Some dated back to 1979.
"The vice president went into the army in 2004," Ripper said, tapping a flat gray box. "These are his official records-fitness reports, Silver Star and Bronze Star commissions, medical and Purple Heart documentation-that sort of thing. I'll leave you to it."
Two staffers showed up on the first day, with another promised soon. Rebecca asked these serious young workers to bring her the first three boxes, by date, from the larger room.

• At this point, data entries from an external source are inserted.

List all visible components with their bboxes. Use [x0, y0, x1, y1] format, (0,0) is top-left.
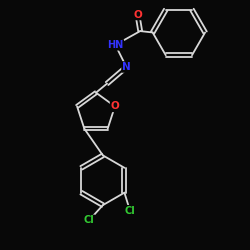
Text: O: O — [110, 102, 119, 112]
Text: Cl: Cl — [84, 215, 94, 225]
Text: O: O — [133, 10, 142, 20]
Text: HN: HN — [107, 40, 124, 50]
Text: Cl: Cl — [124, 206, 135, 216]
Text: N: N — [122, 62, 131, 72]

Together, they began working through Quinn's life. Document search and analysis was the sort of labor Rebecca knew was essential, and hated. Worm days, she had called it at the Academy. Bookworm.
At five, before dawn, she was escorted by her assigned Secret Service agent, Roger Baumann-tall, balding, with an oft-broken nose and calm brown spaniel eyes-from the rear of her hotel, a small, comfortable old establishment, empty but for her. Baumann drove her a block and a half to the EEOB in a massive armored Cadillac, to be set loose in the former office of the vice president, rapidly filling with millions of cold, impenetrable words and images describing a life effectively over.